April 7, 2021
In a 6-2 ruling, the U.S. Supreme Court took Google’s side in a copyright battle with Oracle over the former’s use of Java APIs in its Android operating system. Oracle, which had purchased Java in 2010 when it bought Sun Microsystems, sought billions of dollars in damages for what it claimed was copyright infringement. Google argued that free access to the Java software interfaces was important to innovation. Writing for the majority, Justice Stephen Breyer said that Google made “fair use” of the Java code.

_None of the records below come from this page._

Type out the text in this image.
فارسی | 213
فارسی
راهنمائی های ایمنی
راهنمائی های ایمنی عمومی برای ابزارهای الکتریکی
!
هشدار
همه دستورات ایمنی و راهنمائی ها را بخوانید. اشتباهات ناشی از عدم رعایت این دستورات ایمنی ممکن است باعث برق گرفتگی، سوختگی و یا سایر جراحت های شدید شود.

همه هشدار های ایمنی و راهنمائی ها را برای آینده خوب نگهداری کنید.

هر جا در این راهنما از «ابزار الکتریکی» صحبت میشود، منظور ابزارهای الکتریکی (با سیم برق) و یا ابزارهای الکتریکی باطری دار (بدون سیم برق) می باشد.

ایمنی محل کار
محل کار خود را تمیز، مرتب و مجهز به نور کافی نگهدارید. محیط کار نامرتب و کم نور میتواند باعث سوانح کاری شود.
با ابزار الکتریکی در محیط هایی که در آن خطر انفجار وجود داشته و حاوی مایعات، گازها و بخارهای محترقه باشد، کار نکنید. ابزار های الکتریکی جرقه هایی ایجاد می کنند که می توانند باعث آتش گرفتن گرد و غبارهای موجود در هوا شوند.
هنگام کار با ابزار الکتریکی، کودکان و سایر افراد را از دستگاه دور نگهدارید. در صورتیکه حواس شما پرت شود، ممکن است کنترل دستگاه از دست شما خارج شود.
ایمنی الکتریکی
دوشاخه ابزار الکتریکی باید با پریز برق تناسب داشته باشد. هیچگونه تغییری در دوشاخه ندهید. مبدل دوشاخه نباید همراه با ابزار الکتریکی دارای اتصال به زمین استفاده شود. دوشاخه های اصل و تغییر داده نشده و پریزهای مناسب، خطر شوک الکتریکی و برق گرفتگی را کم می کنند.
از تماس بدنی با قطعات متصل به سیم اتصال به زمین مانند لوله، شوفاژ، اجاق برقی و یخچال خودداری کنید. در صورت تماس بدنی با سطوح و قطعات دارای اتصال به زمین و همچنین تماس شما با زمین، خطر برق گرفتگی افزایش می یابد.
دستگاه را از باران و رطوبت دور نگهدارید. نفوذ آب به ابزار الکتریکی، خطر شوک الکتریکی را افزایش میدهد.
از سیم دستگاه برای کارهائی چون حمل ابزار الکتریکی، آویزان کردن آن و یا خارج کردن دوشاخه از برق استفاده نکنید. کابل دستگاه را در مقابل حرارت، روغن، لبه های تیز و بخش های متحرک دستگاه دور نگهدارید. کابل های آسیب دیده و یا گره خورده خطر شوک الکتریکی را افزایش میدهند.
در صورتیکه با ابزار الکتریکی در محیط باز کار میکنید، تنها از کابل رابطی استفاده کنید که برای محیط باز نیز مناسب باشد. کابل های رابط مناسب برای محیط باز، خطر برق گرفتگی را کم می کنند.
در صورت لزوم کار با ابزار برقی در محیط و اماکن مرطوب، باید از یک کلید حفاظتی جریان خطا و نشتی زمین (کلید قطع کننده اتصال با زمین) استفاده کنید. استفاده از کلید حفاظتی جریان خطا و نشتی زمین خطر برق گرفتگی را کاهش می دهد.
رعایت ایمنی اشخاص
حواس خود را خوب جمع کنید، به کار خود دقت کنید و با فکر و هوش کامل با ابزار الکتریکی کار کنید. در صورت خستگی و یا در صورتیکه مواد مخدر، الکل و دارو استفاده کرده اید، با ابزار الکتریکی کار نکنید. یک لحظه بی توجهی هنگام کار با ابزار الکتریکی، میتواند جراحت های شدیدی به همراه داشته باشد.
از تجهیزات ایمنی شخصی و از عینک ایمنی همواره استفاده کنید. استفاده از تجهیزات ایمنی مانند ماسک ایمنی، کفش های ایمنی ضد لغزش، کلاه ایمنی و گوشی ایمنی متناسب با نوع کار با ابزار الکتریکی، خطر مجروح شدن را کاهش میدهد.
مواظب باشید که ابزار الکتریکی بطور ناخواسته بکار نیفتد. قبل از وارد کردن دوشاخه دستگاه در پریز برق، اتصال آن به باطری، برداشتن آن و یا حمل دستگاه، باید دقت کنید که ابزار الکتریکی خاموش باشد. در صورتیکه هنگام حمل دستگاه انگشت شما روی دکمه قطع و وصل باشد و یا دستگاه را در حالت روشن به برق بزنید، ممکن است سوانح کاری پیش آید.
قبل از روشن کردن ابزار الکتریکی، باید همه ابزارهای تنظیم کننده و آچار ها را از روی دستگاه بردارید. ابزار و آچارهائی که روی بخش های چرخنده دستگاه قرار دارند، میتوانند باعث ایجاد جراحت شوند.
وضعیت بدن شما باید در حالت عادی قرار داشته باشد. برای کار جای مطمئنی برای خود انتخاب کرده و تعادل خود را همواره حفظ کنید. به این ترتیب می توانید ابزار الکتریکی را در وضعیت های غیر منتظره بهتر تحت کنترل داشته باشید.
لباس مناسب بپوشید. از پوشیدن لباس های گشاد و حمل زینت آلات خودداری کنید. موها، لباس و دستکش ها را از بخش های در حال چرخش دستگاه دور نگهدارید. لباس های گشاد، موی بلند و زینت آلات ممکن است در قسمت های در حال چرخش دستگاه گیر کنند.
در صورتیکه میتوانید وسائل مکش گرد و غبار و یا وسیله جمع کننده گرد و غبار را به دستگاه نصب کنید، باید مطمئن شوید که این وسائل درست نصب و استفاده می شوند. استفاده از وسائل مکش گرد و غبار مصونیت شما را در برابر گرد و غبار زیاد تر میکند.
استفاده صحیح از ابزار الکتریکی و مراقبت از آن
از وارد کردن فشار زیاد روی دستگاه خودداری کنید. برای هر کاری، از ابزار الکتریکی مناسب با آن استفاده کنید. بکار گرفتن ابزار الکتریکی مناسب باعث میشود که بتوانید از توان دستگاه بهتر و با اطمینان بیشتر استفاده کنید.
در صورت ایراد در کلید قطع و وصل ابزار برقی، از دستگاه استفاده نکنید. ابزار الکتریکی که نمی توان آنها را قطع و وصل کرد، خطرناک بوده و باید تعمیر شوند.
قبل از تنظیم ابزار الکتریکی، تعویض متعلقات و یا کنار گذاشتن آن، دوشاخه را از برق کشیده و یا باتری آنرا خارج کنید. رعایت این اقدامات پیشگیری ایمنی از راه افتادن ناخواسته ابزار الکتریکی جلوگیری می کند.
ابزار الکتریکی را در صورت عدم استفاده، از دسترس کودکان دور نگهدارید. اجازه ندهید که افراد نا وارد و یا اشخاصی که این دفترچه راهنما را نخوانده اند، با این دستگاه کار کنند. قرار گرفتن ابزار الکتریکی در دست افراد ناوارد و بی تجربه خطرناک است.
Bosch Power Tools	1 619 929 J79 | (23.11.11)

The New York Times reports that after a San Francisco jury in 2016 came to the same conclusion, the United States Court of Appeals for the Federal Circuit disagreed, in a 2018 ruling. At the time, Judge Kathleen O’Malley wrote for the unanimous three-member panel that, “there is nothing fair about taking a copyrighted work verbatim and using it for the same purpose and function as the original in a competing platform.”
When the case went back for trial to decide damages for Google, that company went to the Supreme Court, which agreed to take the case.

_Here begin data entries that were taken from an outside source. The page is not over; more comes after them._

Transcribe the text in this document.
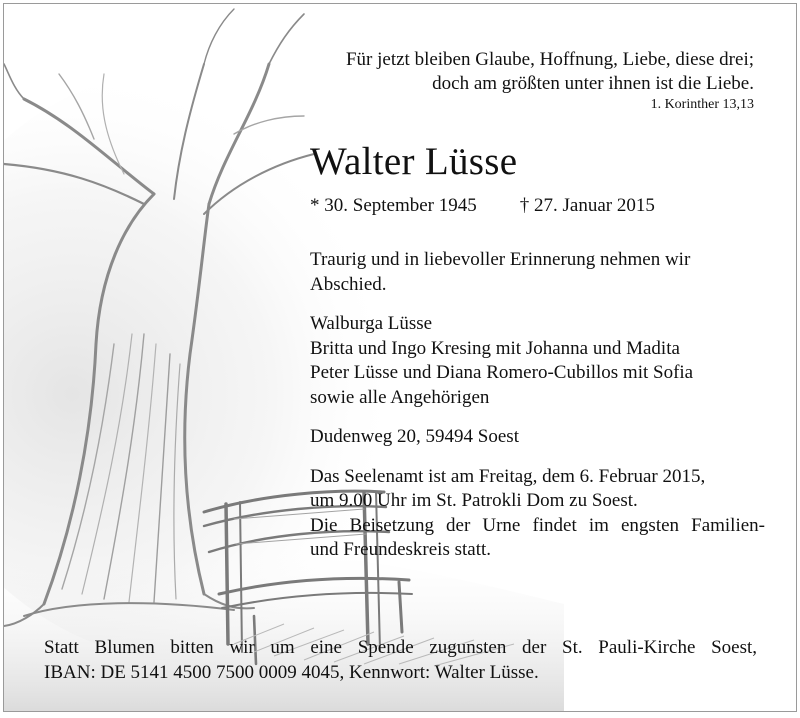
Für jetzt bleiben Glaube, Hoffnung, Liebe, diese drei;
doch am größten unter ihnen ist die Liebe.
1. Korinther 13,13
Walter Lüsse
* 30. September 1945 † 27. Januar 2015

Traurig und in liebevoller Erinnerung nehmen wir
Abschied.

Walburga Lüsse
Britta und Ingo Kresing mit Johanna und Madita
Peter Lüsse und Diana Romero-Cubillos mit Sofia
sowie alle Angehörigen

Dudenweg 20, 59494 Soest

Das Seelenamt ist am Freitag, dem 6. Februar 2015,
um 9.00 Uhr im St. Patrokli Dom zu Soest.
Die Beisetzung der Urne findet im engsten Familien-
und Freundeskreis statt.
Statt Blumen bitten wir um eine Spende zugunsten der St. Pauli-Kirche Soest,
IBAN: DE 5141 4500 7500 0009 4045, Kennwort: Walter Lüsse.
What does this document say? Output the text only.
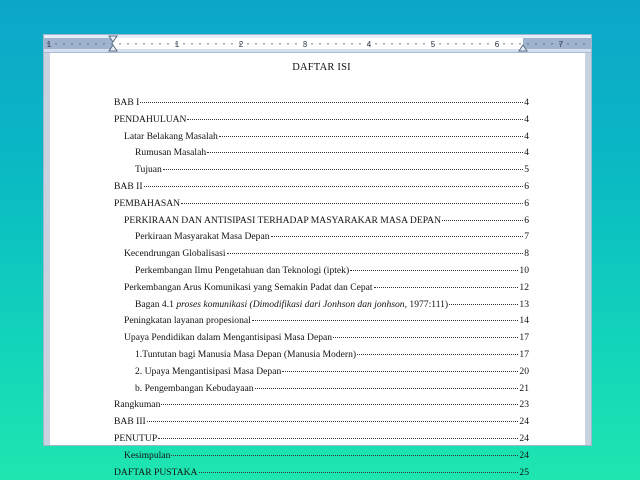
1	1	2	3	4	5	6	7
DAFTAR ISI
BAB I	4
PENDAHULUAN	4
Latar Belakang Masalah	4
Rumusan Masalah	4
Tujuan	5
BAB II	6
PEMBAHASAN	6
PERKIRAAN DAN ANTISIPASI TERHADAP MASYARAKAR MASA DEPAN	6
Perkiraan Masyarakat Masa Depan	7
Kecendrungan Globalisasi	8
Perkembangan Ilmu Pengetahuan dan Teknologi (iptek)	10
Perkembangan Arus Komunikasi yang Semakin Padat dan Cepat	12
Bagan 4.1 proses komunikasi (Dimodifikasi dari Jonhson dan jonhson, 1977:111)	13
Peningkatan layanan propesional	14
Upaya Pendidikan dalam Mengantisipasi Masa Depan	17
1.Tuntutan bagi Manusia Masa Depan (Manusia Modern)	17
2. Upaya Mengantisipasi Masa Depan	20
b. Pengembangan Kebudayaan	21
Rangkuman	23
BAB III	24
PENUTUP	24
Kesimpulan	24
DAFTAR PUSTAKA	25
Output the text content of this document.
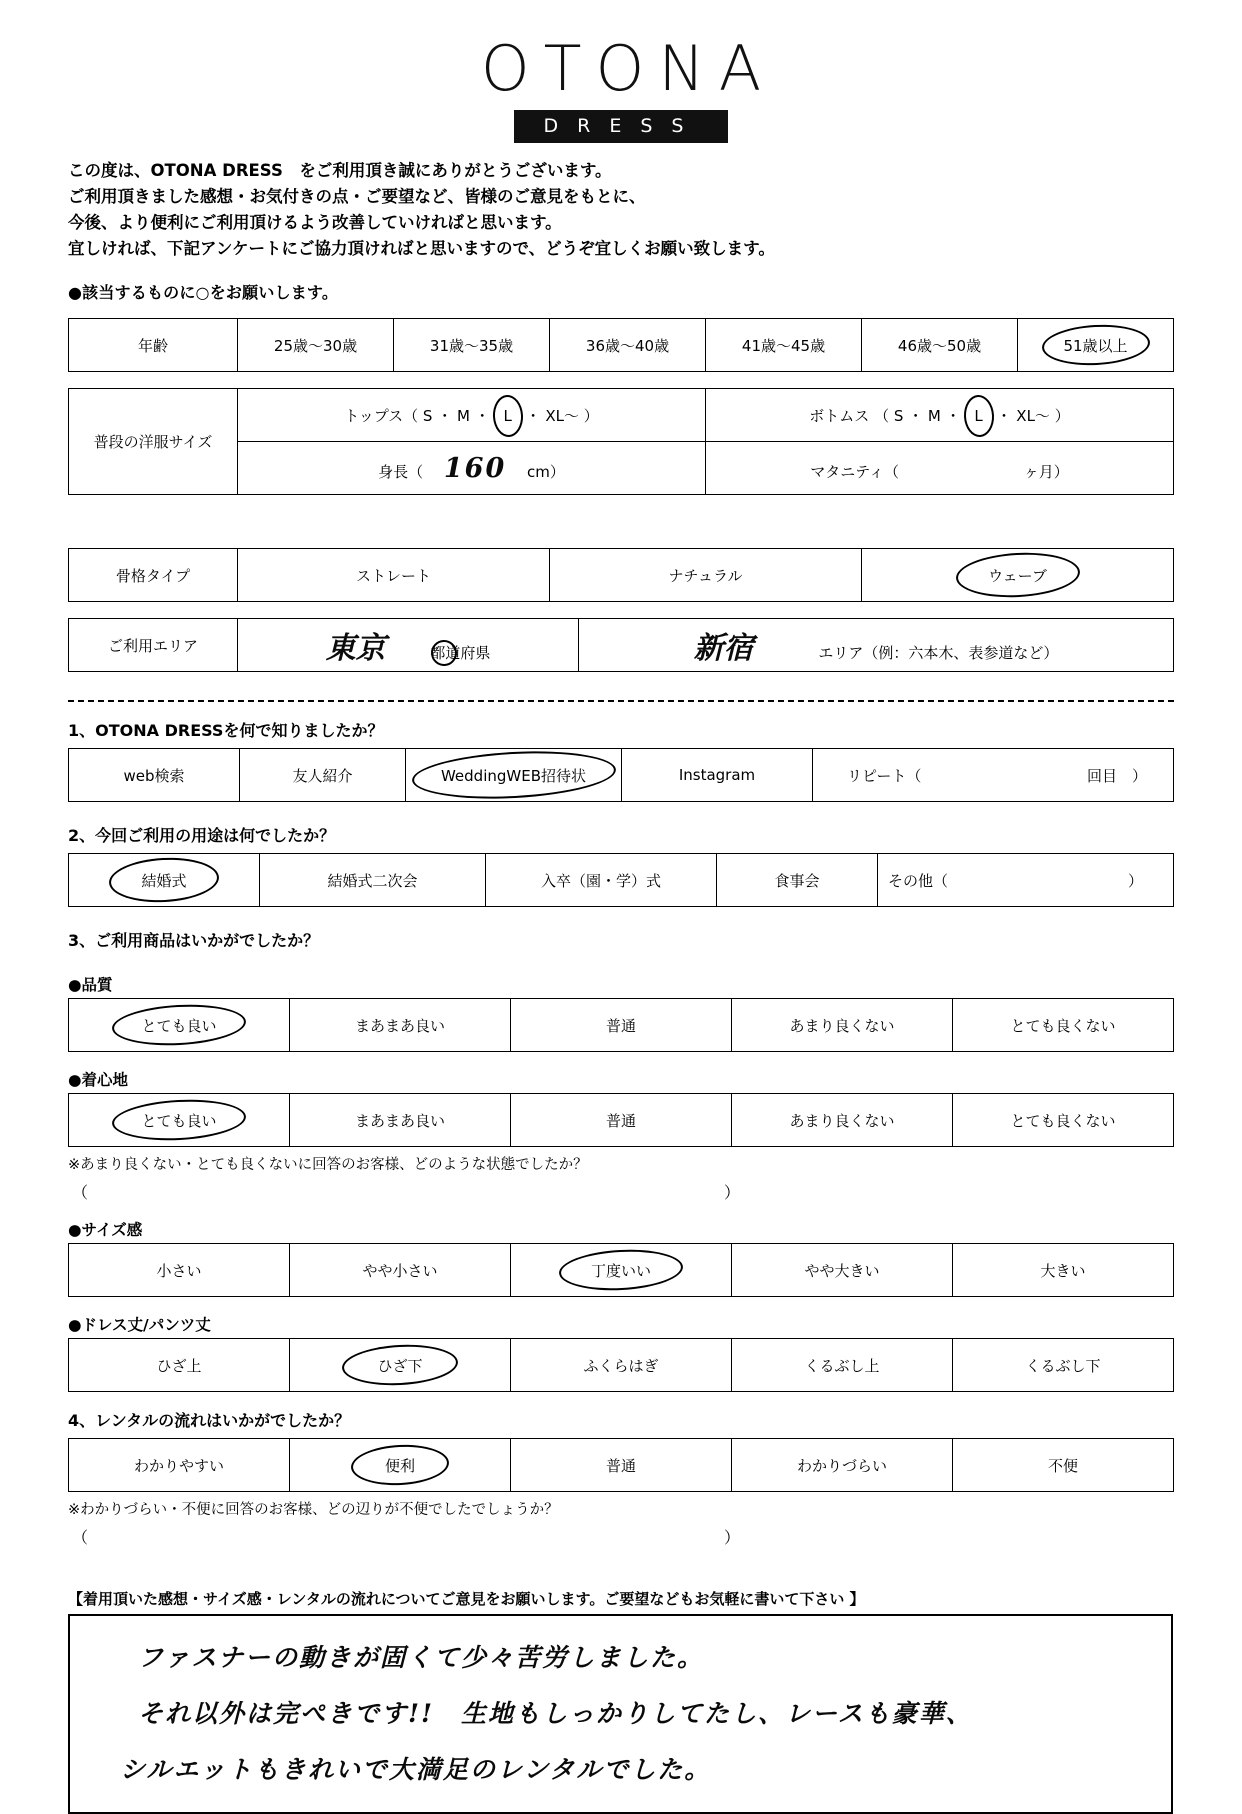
OTONA
DRESS
この度は、OTONA DRESS　をご利用頂き誠にありがとうございます。
ご利用頂きました感想・お気付きの点・ご要望など、皆様のご意見をもとに、
今後、より便利にご利用頂けるよう改善していければと思います。
宜しければ、下記アンケートにご協力頂ければと思いますので、どうぞ宜しくお願い致します。
●該当するものに○をお願いします。
年齢	25歳〜30歳	31歳〜35歳	36歳〜40歳	41歳〜45歳	46歳〜50歳	51歳以上
普段の洋服サイズ	トップス（ S ・ M ・ L ・ XL〜 ）	ボトムス （ S ・ M ・ L ・ XL〜 ）
	身長（ 160 cm）	マタニティ（ ヶ月）
骨格タイプ	ストレート	ナチュラル	ウェーブ
ご利用エリア	東京	都道府県	新宿	エリア（例：六本木、表参道など）
1、OTONA DRESSを何で知りましたか？
web検索	友人紹介	WeddingWEB招待状	Instagram	リピート（	回目　）
2、今回ご利用の用途は何でしたか？
結婚式	結婚式二次会	入卒（園・学）式	食事会	その他（	）
3、ご利用商品はいかがでしたか？
●品質
とても良い	まあまあ良い	普通	あまり良くない	とても良くない
●着心地
とても良い	まあまあ良い	普通	あまり良くない	とても良くない
※あまり良くない・とても良くないに回答のお客様、どのような状態でしたか？
（	）
●サイズ感
小さい	やや小さい	丁度いい	やや大きい	大きい
●ドレス丈/パンツ丈
ひざ上	ひざ下	ふくらはぎ	くるぶし上	くるぶし下
4、レンタルの流れはいかがでしたか？
わかりやすい	便利	普通	わかりづらい	不便
※わかりづらい・不便に回答のお客様、どの辺りが不便でしたでしょうか？
（	）
【着用頂いた感想・サイズ感・レンタルの流れについてご意見をお願いします。ご要望などもお気軽に書いて下さい 】
ファスナーの動きが固くて少々苦労しました。
それ以外は完ぺきです!!　生地もしっかりしてたし、レースも豪華、
シルエットもきれいで大満足のレンタルでした。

The Supreme Court said it would delve into whether the 11,000 lines of software code were copyrightable and, if so, Google’s use of them was subject to the fair use exception. In the ultimate ruling, the justices answered the second question only.
Joining him in the majority opinion were Chief Justice John Roberts Jr. and Justices Sonia Sotomayor, Elena Kagan, Neil Gorsuch and Brett Kavanaugh. Justice Amy Coney Barrett did not participate. Dissenters Clarence Thomas and Samuel Alito “said leapfrogging the first question was a grave analytical misstep,” suggesting the code was protected by copyright law.
Breyer, however, “wrote that the four fair-use factors set out in the Copyright Act all supported Google,” adding that the code “is inextricably bound together with a general system, the division of computing tasks, that no one claims is a proper subject of copyright.”
He added that the 11,000 lines of code “amounted to 0.4 percent of the relevant universe of code” and that Google’s use “seeks to expand the use and usefulness of Android-based smartphones,” in essence, creating something new. Finally, he pointed out that market effect “also weighs in favor of fair use.”
Thomas specifically disagreed with the last point, noting that, “by copying Oracle’s work, Google decimated Oracle’s market and created a mobile operating system now in over 2.5 billion actively used devices, earning tens of billions of dollars every year.”
CNN notes Google’s argument was that, although computer programs are copyrightable, APIs are different “because they involve little creative expression and are simply used by developers as shorthand to invoke groups of other instructions supported by the programming language.”
Dorsey & Whitney intellectual property lawyer Stefan Szpajda noted that the Supreme Court ruling would likely “be well-received by the many programmers, computer scientists, and industry groups whose amicus briefs spoke out against the Federal Circuit’s decision to reverse the jury’s finding of fair use at trial.”